Dans le cadre d’une procédure devant la juridiction disciplinaire dont le requérant faisait l’objet, les ministres précitées ont jugé utile de prononcer la suspension à titre conservatoire de l’agent jusqu’au terme de la procédure en considérant que l’intérêt du service l’exigeait. Il est reproché au praticien de causer des troubles dans le bon fonctionnement du service de chirurgie cardiaque au sein duquel il exerce, les ministres lui imputant la responsabilité d’un climat professionnel délétère dans ce service, susceptible de porter préjudice à la sécurité des soins.
En effet, diverses rapports internes et externes ont conclu à l’existence d’un grave conflit opposant le requérant et son supérieur hiérarchique.

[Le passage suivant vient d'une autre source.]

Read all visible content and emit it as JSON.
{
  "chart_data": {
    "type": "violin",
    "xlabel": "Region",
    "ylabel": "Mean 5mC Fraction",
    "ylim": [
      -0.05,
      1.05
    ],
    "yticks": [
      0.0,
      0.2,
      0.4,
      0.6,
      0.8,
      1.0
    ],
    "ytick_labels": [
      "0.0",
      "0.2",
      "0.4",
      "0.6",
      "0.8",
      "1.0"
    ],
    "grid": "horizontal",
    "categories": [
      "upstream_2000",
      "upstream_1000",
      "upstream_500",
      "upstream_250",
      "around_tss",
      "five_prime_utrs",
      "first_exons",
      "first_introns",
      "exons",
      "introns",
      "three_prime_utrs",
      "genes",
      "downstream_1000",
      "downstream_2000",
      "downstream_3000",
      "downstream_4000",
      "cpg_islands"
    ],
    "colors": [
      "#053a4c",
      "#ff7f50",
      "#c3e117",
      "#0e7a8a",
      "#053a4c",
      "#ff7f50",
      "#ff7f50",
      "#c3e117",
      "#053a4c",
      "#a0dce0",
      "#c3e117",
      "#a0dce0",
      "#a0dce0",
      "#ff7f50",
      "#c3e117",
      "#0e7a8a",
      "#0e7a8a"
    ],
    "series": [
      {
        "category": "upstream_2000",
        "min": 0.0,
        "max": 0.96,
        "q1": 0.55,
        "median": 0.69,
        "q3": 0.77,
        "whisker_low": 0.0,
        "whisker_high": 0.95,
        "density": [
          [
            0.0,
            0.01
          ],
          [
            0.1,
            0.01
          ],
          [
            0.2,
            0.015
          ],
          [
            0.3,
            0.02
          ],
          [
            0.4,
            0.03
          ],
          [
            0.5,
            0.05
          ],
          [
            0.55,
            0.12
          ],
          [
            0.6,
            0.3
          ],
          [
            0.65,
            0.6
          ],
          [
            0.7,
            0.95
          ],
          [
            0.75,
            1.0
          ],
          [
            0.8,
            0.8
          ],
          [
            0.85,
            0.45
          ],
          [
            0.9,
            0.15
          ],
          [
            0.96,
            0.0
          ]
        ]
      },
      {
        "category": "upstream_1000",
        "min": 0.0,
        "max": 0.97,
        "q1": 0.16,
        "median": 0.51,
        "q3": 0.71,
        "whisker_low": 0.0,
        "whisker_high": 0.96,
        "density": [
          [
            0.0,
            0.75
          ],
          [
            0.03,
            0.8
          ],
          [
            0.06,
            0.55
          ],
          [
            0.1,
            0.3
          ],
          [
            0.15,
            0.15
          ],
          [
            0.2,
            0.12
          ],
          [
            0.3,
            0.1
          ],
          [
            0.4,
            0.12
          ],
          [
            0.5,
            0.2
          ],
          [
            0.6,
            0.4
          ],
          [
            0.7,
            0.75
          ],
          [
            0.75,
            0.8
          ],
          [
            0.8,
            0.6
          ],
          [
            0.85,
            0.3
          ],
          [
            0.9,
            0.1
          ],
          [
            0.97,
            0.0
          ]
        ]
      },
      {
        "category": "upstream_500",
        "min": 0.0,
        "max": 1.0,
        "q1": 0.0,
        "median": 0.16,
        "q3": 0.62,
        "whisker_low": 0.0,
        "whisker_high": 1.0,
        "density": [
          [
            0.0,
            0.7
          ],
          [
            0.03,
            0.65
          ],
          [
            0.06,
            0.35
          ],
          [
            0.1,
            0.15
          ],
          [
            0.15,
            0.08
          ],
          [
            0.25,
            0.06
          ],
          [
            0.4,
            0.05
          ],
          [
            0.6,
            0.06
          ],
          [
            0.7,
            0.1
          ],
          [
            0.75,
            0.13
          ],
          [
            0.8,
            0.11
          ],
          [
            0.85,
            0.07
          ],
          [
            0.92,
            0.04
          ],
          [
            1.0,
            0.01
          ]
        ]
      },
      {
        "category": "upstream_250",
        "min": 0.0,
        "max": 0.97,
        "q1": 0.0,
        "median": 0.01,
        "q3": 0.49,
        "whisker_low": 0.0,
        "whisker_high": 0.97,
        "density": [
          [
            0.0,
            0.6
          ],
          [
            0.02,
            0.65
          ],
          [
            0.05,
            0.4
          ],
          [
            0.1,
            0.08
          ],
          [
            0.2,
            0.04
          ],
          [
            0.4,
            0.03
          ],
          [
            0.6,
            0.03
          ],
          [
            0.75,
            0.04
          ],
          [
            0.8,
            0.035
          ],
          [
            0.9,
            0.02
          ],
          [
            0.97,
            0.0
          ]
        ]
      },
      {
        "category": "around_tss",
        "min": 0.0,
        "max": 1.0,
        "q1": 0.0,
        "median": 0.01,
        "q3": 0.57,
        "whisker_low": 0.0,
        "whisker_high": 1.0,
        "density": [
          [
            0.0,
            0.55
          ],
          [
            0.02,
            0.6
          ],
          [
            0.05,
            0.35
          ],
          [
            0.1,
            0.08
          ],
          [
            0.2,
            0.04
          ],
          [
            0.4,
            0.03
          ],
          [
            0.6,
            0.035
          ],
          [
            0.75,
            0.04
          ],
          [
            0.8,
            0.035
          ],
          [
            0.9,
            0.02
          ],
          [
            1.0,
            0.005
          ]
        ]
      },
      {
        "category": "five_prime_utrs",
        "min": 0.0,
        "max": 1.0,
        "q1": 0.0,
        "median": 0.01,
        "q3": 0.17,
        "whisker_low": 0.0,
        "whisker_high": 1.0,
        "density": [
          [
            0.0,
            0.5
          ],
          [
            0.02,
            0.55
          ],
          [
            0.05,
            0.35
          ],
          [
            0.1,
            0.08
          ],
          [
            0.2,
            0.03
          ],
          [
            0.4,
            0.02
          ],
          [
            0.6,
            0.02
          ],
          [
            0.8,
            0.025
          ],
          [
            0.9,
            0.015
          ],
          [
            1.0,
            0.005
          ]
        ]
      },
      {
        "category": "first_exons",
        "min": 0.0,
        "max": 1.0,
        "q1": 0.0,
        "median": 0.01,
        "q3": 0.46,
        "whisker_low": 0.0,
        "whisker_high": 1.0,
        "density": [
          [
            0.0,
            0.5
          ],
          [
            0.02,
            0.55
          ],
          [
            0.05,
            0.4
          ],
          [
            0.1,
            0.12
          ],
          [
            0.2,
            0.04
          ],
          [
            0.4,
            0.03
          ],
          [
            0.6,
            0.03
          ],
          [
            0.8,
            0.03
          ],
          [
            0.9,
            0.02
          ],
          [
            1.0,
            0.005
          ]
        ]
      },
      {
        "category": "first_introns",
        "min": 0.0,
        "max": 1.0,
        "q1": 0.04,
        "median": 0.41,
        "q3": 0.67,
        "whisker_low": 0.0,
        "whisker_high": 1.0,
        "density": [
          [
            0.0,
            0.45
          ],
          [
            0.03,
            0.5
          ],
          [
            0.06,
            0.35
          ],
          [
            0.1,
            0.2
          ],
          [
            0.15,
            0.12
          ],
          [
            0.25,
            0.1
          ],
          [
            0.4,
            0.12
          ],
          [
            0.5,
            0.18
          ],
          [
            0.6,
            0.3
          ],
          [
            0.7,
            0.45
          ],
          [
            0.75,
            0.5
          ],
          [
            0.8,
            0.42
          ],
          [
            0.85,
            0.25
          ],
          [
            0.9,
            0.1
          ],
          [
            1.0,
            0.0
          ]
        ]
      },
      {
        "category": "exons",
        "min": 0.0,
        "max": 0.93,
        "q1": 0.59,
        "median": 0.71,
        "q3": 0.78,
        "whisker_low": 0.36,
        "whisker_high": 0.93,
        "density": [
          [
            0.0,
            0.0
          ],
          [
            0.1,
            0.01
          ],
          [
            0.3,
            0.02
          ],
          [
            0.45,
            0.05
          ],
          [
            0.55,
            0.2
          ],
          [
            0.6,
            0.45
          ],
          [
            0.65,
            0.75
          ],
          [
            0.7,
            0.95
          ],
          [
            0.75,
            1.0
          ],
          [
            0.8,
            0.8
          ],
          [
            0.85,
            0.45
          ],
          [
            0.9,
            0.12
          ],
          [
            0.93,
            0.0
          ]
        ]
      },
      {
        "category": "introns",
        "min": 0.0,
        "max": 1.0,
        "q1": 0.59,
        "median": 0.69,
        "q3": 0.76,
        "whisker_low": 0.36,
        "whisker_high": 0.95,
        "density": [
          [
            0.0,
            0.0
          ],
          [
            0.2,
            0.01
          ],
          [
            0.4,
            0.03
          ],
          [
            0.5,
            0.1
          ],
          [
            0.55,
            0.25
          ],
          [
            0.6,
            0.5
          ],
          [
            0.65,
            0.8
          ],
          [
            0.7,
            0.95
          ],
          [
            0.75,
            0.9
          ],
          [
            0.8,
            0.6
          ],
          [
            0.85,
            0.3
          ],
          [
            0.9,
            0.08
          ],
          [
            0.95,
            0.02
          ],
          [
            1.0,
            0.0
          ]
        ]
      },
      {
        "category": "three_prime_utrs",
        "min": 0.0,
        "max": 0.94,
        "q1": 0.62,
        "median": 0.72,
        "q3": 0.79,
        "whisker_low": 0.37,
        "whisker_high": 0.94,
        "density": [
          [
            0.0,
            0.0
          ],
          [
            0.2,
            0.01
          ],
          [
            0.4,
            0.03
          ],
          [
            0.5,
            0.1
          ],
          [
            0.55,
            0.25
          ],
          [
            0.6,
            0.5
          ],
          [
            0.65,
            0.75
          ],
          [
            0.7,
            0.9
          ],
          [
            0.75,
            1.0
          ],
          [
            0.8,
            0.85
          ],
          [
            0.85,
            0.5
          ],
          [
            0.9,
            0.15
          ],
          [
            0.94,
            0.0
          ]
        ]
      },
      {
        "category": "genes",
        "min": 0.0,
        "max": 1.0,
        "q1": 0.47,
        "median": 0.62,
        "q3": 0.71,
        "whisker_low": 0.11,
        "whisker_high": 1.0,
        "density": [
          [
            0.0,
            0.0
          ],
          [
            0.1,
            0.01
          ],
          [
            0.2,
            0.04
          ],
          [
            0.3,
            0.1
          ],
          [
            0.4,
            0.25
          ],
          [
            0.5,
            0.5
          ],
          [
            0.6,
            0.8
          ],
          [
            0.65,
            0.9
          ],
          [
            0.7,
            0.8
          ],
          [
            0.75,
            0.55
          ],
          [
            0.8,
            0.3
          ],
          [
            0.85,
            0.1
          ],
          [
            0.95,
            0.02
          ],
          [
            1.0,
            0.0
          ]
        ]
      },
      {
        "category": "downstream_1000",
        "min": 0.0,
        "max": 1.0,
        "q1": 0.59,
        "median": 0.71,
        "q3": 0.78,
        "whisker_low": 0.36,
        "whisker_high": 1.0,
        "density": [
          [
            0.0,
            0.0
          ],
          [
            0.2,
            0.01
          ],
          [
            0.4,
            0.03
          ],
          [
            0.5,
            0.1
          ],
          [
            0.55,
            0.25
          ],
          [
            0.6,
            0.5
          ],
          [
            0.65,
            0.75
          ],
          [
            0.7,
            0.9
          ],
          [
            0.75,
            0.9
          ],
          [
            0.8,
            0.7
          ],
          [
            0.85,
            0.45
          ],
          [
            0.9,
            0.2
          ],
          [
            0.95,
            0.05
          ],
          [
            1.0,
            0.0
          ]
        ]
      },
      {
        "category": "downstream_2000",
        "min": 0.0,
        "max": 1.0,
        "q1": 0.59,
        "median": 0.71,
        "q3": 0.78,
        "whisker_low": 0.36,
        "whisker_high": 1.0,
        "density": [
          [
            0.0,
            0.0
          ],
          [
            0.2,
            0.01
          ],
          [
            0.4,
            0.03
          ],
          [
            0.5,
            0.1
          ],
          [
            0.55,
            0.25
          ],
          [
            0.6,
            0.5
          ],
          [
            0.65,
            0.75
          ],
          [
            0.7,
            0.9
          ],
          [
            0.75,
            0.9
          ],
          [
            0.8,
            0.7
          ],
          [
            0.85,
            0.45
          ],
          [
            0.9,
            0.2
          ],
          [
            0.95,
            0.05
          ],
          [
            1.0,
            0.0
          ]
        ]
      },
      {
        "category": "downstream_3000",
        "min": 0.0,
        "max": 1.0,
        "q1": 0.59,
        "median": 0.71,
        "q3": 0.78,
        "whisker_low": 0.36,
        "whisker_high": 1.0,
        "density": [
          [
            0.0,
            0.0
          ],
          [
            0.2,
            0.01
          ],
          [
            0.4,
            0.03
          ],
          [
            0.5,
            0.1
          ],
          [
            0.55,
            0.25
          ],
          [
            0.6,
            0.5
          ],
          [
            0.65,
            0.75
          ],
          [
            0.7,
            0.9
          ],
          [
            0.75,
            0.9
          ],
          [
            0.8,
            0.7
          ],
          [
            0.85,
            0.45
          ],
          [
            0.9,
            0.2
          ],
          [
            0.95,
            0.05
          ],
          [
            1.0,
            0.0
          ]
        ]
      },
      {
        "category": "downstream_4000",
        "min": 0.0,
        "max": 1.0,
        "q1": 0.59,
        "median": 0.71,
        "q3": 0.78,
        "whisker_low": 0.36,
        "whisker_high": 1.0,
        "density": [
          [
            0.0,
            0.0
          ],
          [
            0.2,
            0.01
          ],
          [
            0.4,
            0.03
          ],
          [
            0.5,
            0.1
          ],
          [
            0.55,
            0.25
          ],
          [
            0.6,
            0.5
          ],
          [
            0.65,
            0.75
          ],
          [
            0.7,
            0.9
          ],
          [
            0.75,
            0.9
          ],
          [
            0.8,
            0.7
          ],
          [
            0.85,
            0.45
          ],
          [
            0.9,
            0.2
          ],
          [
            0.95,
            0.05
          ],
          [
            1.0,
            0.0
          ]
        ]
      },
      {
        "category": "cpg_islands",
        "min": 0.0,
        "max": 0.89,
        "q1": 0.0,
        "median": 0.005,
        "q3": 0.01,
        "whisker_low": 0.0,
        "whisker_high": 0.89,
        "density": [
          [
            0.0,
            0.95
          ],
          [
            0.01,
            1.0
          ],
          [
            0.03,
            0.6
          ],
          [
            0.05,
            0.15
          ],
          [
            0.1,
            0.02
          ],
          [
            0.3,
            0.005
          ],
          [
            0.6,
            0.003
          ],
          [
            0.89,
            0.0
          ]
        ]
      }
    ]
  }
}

Il est précisé dans un des rapports que le requérant a une responsabilité particulière dans ce conflit et qu’« une part importante des praticiens dénonce le climat de suspicion permanente qu’il entretient à leur encontre ».
Le requérant, qui se prévaut de la qualité de lanceur d’alerte, a adressé de multiples courriers et courriels à la direction de l’hôpital et à l’agenre régionale de santé (ARS) reprochant à son supérieur hiérarchique « des lacunes managériales et des pratiques cliniques et chirurgicales non conformes mettant en péril la sécurité des patients ». De plus, il a réalisé, de sa propre initiative, une étude sur la mortalité au sein du service de chirurgie cardiaque et ne conteste pas avoir procédé à cet effet à la consultation du dossier médical de plusieurs centaines de patients qu’il n’avait pas reçus en consultation ni opérés.
Dans ces conditions, le Conseil d’Etat a considéré que « le moyen titré de ce que la suspension prononcée à titre conservatoire à son encontre ne serait pas motivée par l’intérêt du service invoqué par les ministres mais aurait été prise, en représailles, à la suite des signalements effectués par l’intéressé depuis 2019 […] n’apparaît pas, en l’état de l’instruction, propre à faire naître un doute sérieux sur sa légalité ». Il a ainsi prononcé le rejet de la requête.
En parallèle, le praticien a reçu la sanction du blâme par une décision du 6 septembre 2022 de la chambre disciplinaire de première instance d’Ile de France de l’ordre des médecins, qui a jugé que la diffusion massive au sein et à l’extérieur du centre hospitalier des résultats de l’étude menée sur la mortalité au sein de service, qui constituait une campagne de dénigrement de celui-ci, relève d’un manquement à l’obligation de prudence ainsi qu’au secret professionnel.